Pérou, Loreto

Le gouvernement du Pérou a déclaré depuis le 8 février une urgence sanitaire pour une période de 90 jours civils (par le décret suprême n° 001-2018-SA, publié dans le Bulletin des règles juridiques de la Gazette officielle El Peruano) afin de protéger 31 communautés autochtones situées dans les districts de Urarinas et Parinari dans la région de Loreto, la plus septentrionale du pays sud-américain.

La déclaration d’urgence sanitaire a été décrétée par l’État péruvien pour répondre au rapport de la Direction générale de la sécurité sanitaire, de l’alimentation et de l’environnement (DIGESA) indiquant que la consommation d’eau présentant des coliformes (ou entérobactéries) constituait un risque pour la santé de la population.

L’institution en question a fait savoir que la consommation de cette eau contaminée (eau des rivières et fleuves) pourrait entraîner l’émergence d’épidémies au sein de 31 communautés autochtones, or le rapport conclut que les habitants en question ne disposent pas de systèmes d’approvisionnement en eau pour la consommation humaine ou bien qu’ils sont en mauvais état ou ne fonctionnent tout simplement pas, il y a un risque élevé d’apparition d’épidémies résultant de la consommation d’une eau impropre.

Les districts d’Urarinas et Parinari sont touchés par cette mesure, outre les risques imputés par une eau souillée, comme une parasitose pouvant induire un risque d’anémie et de malnutrition infantile chronique, le DIGESA rapporte d’autres risques concomitants que constituent le paludisme, la diarrhée infectieuse, des maladies particulièrement menaçantes dans la région du Loreto. Le paludisme peut même engendrer la mort chez certains sujets. Un ensemble de paramètres qui doit être pris en considération pour assurer la santé de cette population vulnérable.

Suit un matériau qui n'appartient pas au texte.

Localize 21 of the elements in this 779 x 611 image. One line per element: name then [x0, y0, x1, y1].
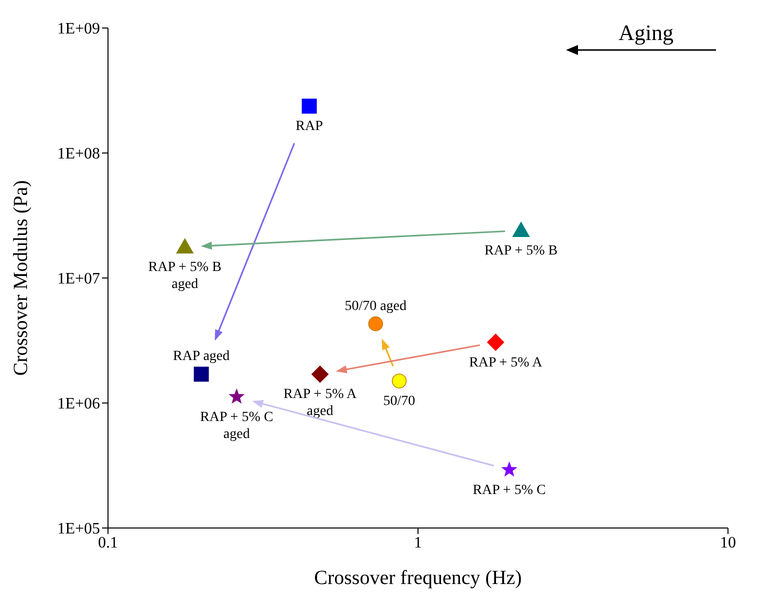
x-tick-label: 0.1 — [98, 534, 118, 552]
y-tick-label: 1E+08 — [57, 146, 100, 163]
series-label: RAP — [296, 119, 324, 134]
series-label: RAP + 5% B — [484, 243, 558, 258]
series-label: RAP + 5% A — [469, 355, 544, 370]
x-tick-label: 10 — [720, 534, 736, 552]
y-tick-label: 1E+06 — [57, 396, 100, 413]
annotation: Aging — [618, 20, 674, 45]
series-label: RAP aged — [172, 349, 230, 364]
series-label: RAP + 5% A aged — [283, 387, 358, 420]
series-label: RAP + 5% B aged — [148, 260, 222, 292]
y-tick-label: 1E+09 — [57, 20, 100, 38]
x-axis-title: Crossover frequency (Hz) — [314, 567, 522, 589]
y-tick-label: 1E+05 — [57, 520, 100, 538]
x-tick-label: 1 — [414, 534, 422, 552]
series-label: 50/70 aged — [344, 298, 407, 314]
y-axis-title: Crossover Modulus (Pa) — [10, 180, 32, 376]
y-tick-label: 1E+07 — [57, 270, 100, 288]
series-label: RAP + 5% C — [472, 482, 546, 498]
series-label: RAP + 5% C aged — [200, 410, 274, 442]
series-label: 50/70 — [383, 394, 416, 409]
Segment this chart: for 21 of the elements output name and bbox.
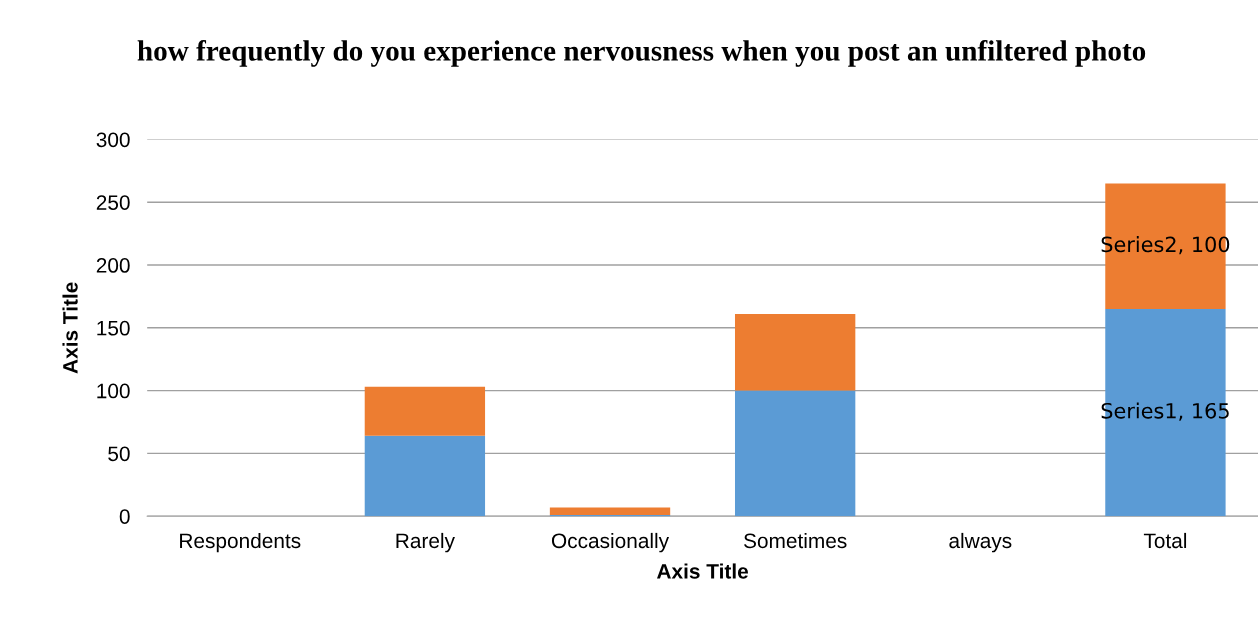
y-tick-label: 250: [96, 195, 130, 210]
x-tick-label: Total: [1143, 532, 1187, 549]
y-tick-label: 50: [108, 446, 130, 462]
y-axis-title: Axis Title: [62, 282, 78, 374]
x-tick-label: Sometimes: [744, 532, 847, 549]
x-tick-label: Respondents: [180, 532, 301, 553]
y-tick-label: 200: [96, 258, 130, 273]
y-tick-label: 0: [119, 509, 130, 524]
y-tick-label: 150: [97, 320, 130, 336]
bar: [549, 507, 671, 515]
y-tick-label: 100: [97, 383, 130, 399]
x-tick-label: Rarely: [396, 532, 455, 553]
y-tick-label: 300: [96, 132, 130, 148]
x-axis-title: Axis Title: [656, 563, 749, 579]
bar: [734, 390, 856, 517]
chart-title: how frequently do you experience nervousness when you post an unfiltered photo: [137, 39, 1146, 67]
x-tick-label: Occasionally: [551, 532, 670, 553]
bar: [734, 314, 856, 391]
bar: [364, 386, 486, 436]
x-tick-label: always: [949, 532, 1012, 553]
bar: [364, 435, 486, 517]
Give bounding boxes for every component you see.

Le ministère de la Santé a indiqué qu’il avait donc décidé d’augmenter la surveillance sanitaire des systèmes d’approvisionnement en eau en coordination avec le gouvernement régional du Loreto, et qu’il prévoyait de mettre en œuvre un plan d’action pour approvisionner le précieux liquide dans les zones touchées.

Le comité technique de Minsa a publié un rapport faisant mention de « l’existence d’un risque élevé d’épidémies ou de maladies transmissibles telles que les maladies diarrhéiques aiguës, le paludisme, les infections respiratoires aiguës, ainsi que la persistance d’un risque élevé due à la consommation de l’eau impropre à la consommation humaine au sein de 31 communautés autochtones, prioritairement dans les districts de Parinari et Urarinas, de la province de Loreto et de la région éponyme ».

Le décret suprême porte la signature du président de la République, Pedro Pablo Kuczynski; et il est approuvé par le ministre de la Santé, Jorge Salinas Rivas. Les 31 communautés autochtones mentionnées représentent une population de plus de 20 000 habitants.

Autre source de préoccupation sanitaire actuelle, il s’agit des maladies transmises par les piqûres de moustiques, à savoir le paludisme, la dengue et Zika, et qui menacent les régions de la selva tropicale du pays.

Seulement au cours du premier mois de 2018, il y a eu 2729 cas de paludisme, 1550 de dengue et 297 cas de Zika, selon le dernier bulletin du Centre national d’épidémiologie, de contrôle des maladies et de la prévention du ministère de la Santé (MoH).

La dengue, transmise par le moustique Aedes aegypti, a fait deux morts cette année. La dernière victime était un garçon de 11 ans vivant à Madre de Dios, une région où les villageois réclament plus d’actions de santé de la part des autorités.

Plus de 80 % des cas de dengue sont concentrés dans 5 régions du pays: Ucayali (362), Madre de Dios (281), Loreto (242), Amazonas (224) et Piura (135).

57 % des cas de Zika sont concentrés dans la région amazonienne, concernant le paludisme, sur les 2 729 cas signalés, le Loreto est la région la plus touchée, enregistrant 97 % des patients répertoriés. Le paludisme se transmet par la piqûre du moustique anophèle, les parasites du paludisme (le Plasmodium, un genre de protozoaires parasites) pénètrent dans la circulation sanguine et infectent les globules rouges.

Bien qu’il n’y ait pas de vaccin contre la dengue, le chef du Minsa, Abel Salinas, a déclaré que les travaux de fumigation et les campagnes de sensibilisation auprès de la population sont renforcés afin qu’ils puissent adopter des mesures d’hygiène efficaces.